DePaul offers fewer classes as enrollment declines

With enrollment down, some required courses are not being offered as frequently which could lead to later graduation dates.

President+A.+Gabriel+Esteban+at+the+2019+State+of+the+University+address.

Ryan Gilroy | The DePaulia

President A. Gabriel Esteban at the 2019 State of the University address.

As enrollment continues to decline at DePaul, students are seeing this effect in the form of fewer classes. The university is offering 797 fewer classes in Spring 2020 compared to Spring 2018, with declines in almost every program, records from the university registrar show.

The exceptions are the School of Music — which had a new building open on the Lincoln Park campus in 2018 and will offer 749 classes next quarter versus 414 in Spring 2018 — and online classes in some colleges. Otherwise, every program saw a decrease.

Annalisa Baranowski | The DePaulia
Classes offered in Spring 2018 compared to Spring 2020.

However, the numbers vary by campus – some programs have fewer classes on one campus but more on another or online.

For example, though the College of Science and Health will have 89 fewer classes in Lincoln Park than it did in 2018, it will have two more in the Loop next quarter. In addition, the College of Communication will have 14 more in Lincoln Park but 29 fewer in the Loop.

When classes only have a small number of students enrolled, departments typically have to cancel them.

Classes are decided on a case-by-case basis by each individual department, said Michael Wright, assistant vice president in the registrar’s office. The registrar’s office copies over classes from the year before, and these are then edited by departments.

There’s no central scheduling system, and Wright said there hasn’t been any directive from upper administration to reduce the number of classes offered in order to save money.

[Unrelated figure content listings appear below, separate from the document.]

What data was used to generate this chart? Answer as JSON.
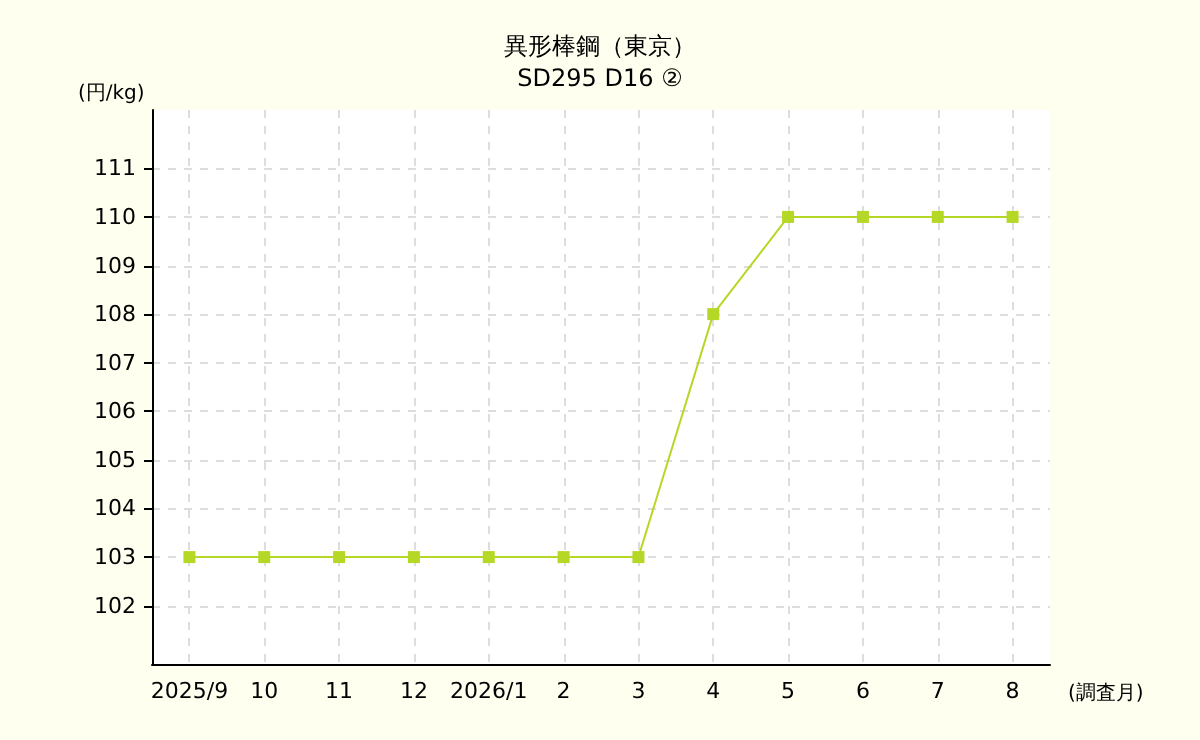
{
  "chart_data": {
    "type": "line",
    "title": "異形棒鋼（東京）",
    "subtitle": "SD295 D16 ②",
    "ylabel": "(円/kg)",
    "xlabel": "(調査月)",
    "categories": [
      "2025/9",
      "10",
      "11",
      "12",
      "2026/1",
      "2",
      "3",
      "4",
      "5",
      "6",
      "7",
      "8"
    ],
    "series": [
      {
        "color": "#b5d827",
        "values": [
          103,
          103,
          103,
          103,
          103,
          103,
          103,
          108,
          110,
          110,
          110,
          110
        ]
      }
    ],
    "ylim": [
      100.8,
      112.2
    ],
    "yticks": [
      102,
      103,
      104,
      105,
      106,
      107,
      108,
      109,
      110,
      111
    ],
    "grid": true,
    "marker": "square",
    "line_style": "solid"
  }
}
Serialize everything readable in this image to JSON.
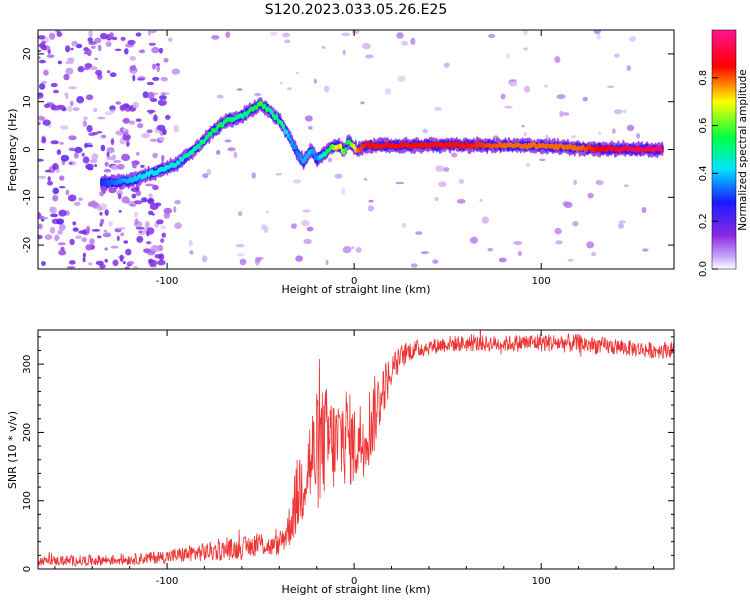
{
  "figure": {
    "title": "S120.2023.033.05.26.E25"
  },
  "chart_data": [
    {
      "type": "heatmap",
      "xlabel": "Height of straight line (km)",
      "ylabel": "Frequency (Hz)",
      "xlim": [
        -169,
        171
      ],
      "ylim": [
        -25,
        25
      ],
      "x_ticks": [
        -100,
        0,
        100
      ],
      "y_ticks": [
        -20,
        -10,
        0,
        10,
        20
      ],
      "grid": false,
      "colorbar": {
        "label": "Normalized spectral amplitude",
        "range": [
          0,
          1
        ],
        "ticks": [
          0.0,
          0.2,
          0.4,
          0.6,
          0.8
        ],
        "colormap": [
          "#ffffff",
          "#8a2be2",
          "#1a1aff",
          "#00e5ff",
          "#00ff40",
          "#ffff00",
          "#ff0000",
          "#ff1493"
        ]
      },
      "ridge": {
        "x": [
          -135,
          -120,
          -105,
          -95,
          -85,
          -75,
          -68,
          -60,
          -50,
          -45,
          -40,
          -35,
          -30,
          -27,
          -23,
          -20,
          -16,
          -12,
          -8,
          -5,
          -3,
          -1,
          2,
          6,
          10,
          20,
          40,
          60,
          80,
          100,
          120,
          140,
          165
        ],
        "y": [
          -7,
          -6.5,
          -4.5,
          -3,
          0,
          4,
          6,
          7,
          9.5,
          8,
          6,
          3,
          -1,
          -2.5,
          0,
          -2,
          -1,
          0.5,
          0.8,
          -0.5,
          2,
          0.8,
          -0.2,
          0.8,
          0.8,
          0.8,
          0.9,
          0.9,
          0.8,
          0.8,
          0.3,
          0.1,
          0.0
        ],
        "amplitude": [
          0.3,
          0.4,
          0.45,
          0.45,
          0.5,
          0.55,
          0.55,
          0.5,
          0.6,
          0.5,
          0.55,
          0.4,
          0.35,
          0.4,
          0.4,
          0.35,
          0.5,
          0.6,
          0.75,
          0.6,
          0.55,
          0.65,
          0.8,
          0.85,
          0.85,
          0.85,
          0.85,
          0.85,
          0.8,
          0.8,
          0.8,
          0.9,
          0.95
        ]
      }
    },
    {
      "type": "line",
      "xlabel": "Height of straight line (km)",
      "ylabel": "SNR (10 * v/v)",
      "xlim": [
        -169,
        171
      ],
      "ylim": [
        0,
        350
      ],
      "x_ticks": [
        -100,
        0,
        100
      ],
      "y_ticks": [
        0,
        100,
        200,
        300
      ],
      "grid": false,
      "series": [
        {
          "color": "#ee3333",
          "x": [
            -169,
            -150,
            -120,
            -100,
            -80,
            -60,
            -50,
            -45,
            -40,
            -35,
            -30,
            -25,
            -20,
            -15,
            -10,
            -5,
            0,
            5,
            10,
            15,
            20,
            25,
            30,
            40,
            50,
            60,
            80,
            100,
            120,
            140,
            160,
            171
          ],
          "y": [
            12,
            12,
            14,
            18,
            25,
            30,
            38,
            32,
            35,
            60,
            110,
            150,
            170,
            190,
            180,
            200,
            180,
            195,
            220,
            260,
            290,
            310,
            320,
            325,
            330,
            330,
            330,
            332,
            330,
            325,
            320,
            322
          ],
          "noise": [
            6,
            8,
            8,
            10,
            14,
            16,
            18,
            15,
            15,
            30,
            60,
            70,
            90,
            80,
            70,
            80,
            60,
            60,
            60,
            40,
            25,
            18,
            15,
            12,
            12,
            12,
            12,
            14,
            14,
            12,
            12,
            12
          ]
        }
      ]
    }
  ]
}
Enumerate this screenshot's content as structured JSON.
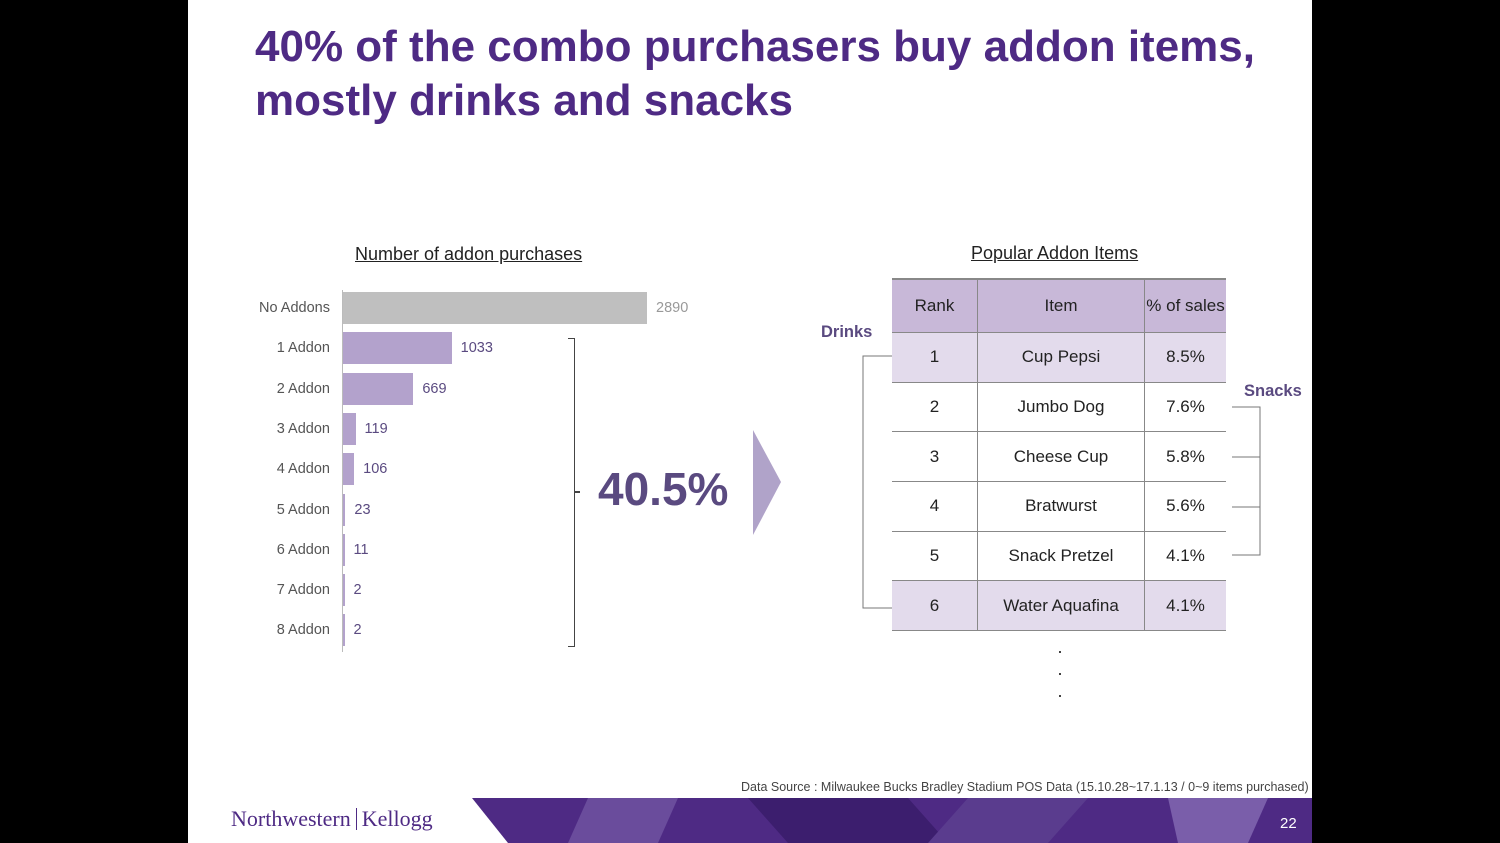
{
  "slide": {
    "title": "40% of the combo purchasers buy addon items, mostly drinks and snacks",
    "page_number": "22",
    "source": "Data Source : Milwaukee Bucks Bradley Stadium POS Data (15.10.28~17.1.13 / 0~9 items purchased)",
    "logo_left": "Northwestern",
    "logo_right": "Kellogg"
  },
  "chart_data": {
    "type": "bar",
    "orientation": "horizontal",
    "title": "Number of addon purchases",
    "categories": [
      "No Addons",
      "1 Addon",
      "2 Addon",
      "3 Addon",
      "4 Addon",
      "5 Addon",
      "6 Addon",
      "7 Addon",
      "8 Addon"
    ],
    "values": [
      2890,
      1033,
      669,
      119,
      106,
      23,
      11,
      2,
      2
    ],
    "value_labels": [
      "2890",
      "1033",
      "669",
      "119",
      "106",
      "23",
      "11",
      "2",
      "2"
    ],
    "bar_colors": [
      "#bfbfbf",
      "#b3a2cc",
      "#b3a2cc",
      "#b3a2cc",
      "#b3a2cc",
      "#b3a2cc",
      "#b3a2cc",
      "#b3a2cc",
      "#b3a2cc"
    ],
    "highlight_color": "#b3a2cc",
    "baseline_color": "#bfbfbf",
    "callout": "40.5%",
    "xlim": [
      0,
      2890
    ]
  },
  "table": {
    "title": "Popular Addon Items",
    "headers": [
      "Rank",
      "Item",
      "% of sales"
    ],
    "rows": [
      {
        "rank": "1",
        "item": "Cup Pepsi",
        "pct": "8.5%",
        "group": "drinks"
      },
      {
        "rank": "2",
        "item": "Jumbo Dog",
        "pct": "7.6%",
        "group": "snacks"
      },
      {
        "rank": "3",
        "item": "Cheese Cup",
        "pct": "5.8%",
        "group": "snacks"
      },
      {
        "rank": "4",
        "item": "Bratwurst",
        "pct": "5.6%",
        "group": "snacks"
      },
      {
        "rank": "5",
        "item": "Snack Pretzel",
        "pct": "4.1%",
        "group": "snacks"
      },
      {
        "rank": "6",
        "item": "Water Aquafina",
        "pct": "4.1%",
        "group": "drinks"
      }
    ],
    "continuation": "·\n·\n·",
    "drinks_label": "Drinks",
    "snacks_label": "Snacks",
    "header_color": "#c8b8d8",
    "highlight_color": "#e3dbec"
  },
  "colors": {
    "title": "#4e2a84",
    "accent": "#5a4a80"
  }
}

However, the university is expecting a net tuition revenue shortfall of $14 million for the current fiscal year, DePaul President A. Gabriel Esteban said during a town hall last Tuesday, Feb. 18.

Although Fall 2019’s freshman class was the largest in DePaul’s history and the university exceeded its graduate student enrollment goal by 5 percent, it missed several of its other goals.

For example, the university has 356 fewer undergraduate students and 182 fewer continuing graduate students than expected.

“We want to continue to invest in new programs,” Esteban said. “We’re trying to manage whatever assets we have to keep our costs in check.”

Some departments are expecting classes to be limited in upcoming quarters, partly because of competition and increasing budgetary concerns, said Ahmed Zayed, chair of the math department.

“In fact, we’re told that if you offer class with fewer students, maybe you should offer it every other year,” Zayed said. “Sometimes you cannot do that because there are some courses that students have to take to graduate.”

For example, if only six or seven students are enrolled in a required class, the university would suggest they can’t offer that class, but without that class, those students can’t graduate, according to Zayed.

For some students, it’s not just a matter of specific, required classes not being offered every quarter, but also having fewer elective options.

When Riley Cox, a senior communication studies student at DePaul, logged into Campus Connect earlier this month to sign up for classes, she said she struggled to find anything that both met her graduation requirements and fit her schedule.

She’s looking to fill her elective requirements for her major, but said most of her options are either filled, too far or at inconvenient times for her.

Because the College of Communication is located on the Loop campus, most of Cox’s program’s classes are a long commute and therefore don’t work with her schedule, she said.

Her adviser’s solution has been to have her complete minors to fill her electives, she said, as well as take classes she has no interest in or would otherwise need if she had more communication studies classes.

“By adding more minors and taking classes I don’t want to take, I’ll graduate [on time],” Cox said. “But it’s a matter of how many bullshit classes I have to take.”

In addition, transfer students sometimes cannot graduate on time in part because of required classes not being offered every quarter, or needing prerequisites before they can take those classes, and then having to wait for them to be offered again.

Emma Nassif, who transferred into DePaul’s comedy filmmaking program, said she will not be graduating on time partly because of the schedule for when classes are offered — though she also said she wasn’t that surprised or upset by that.

“I get it’s hard to find teachers for certain niche programs,” Nassif said.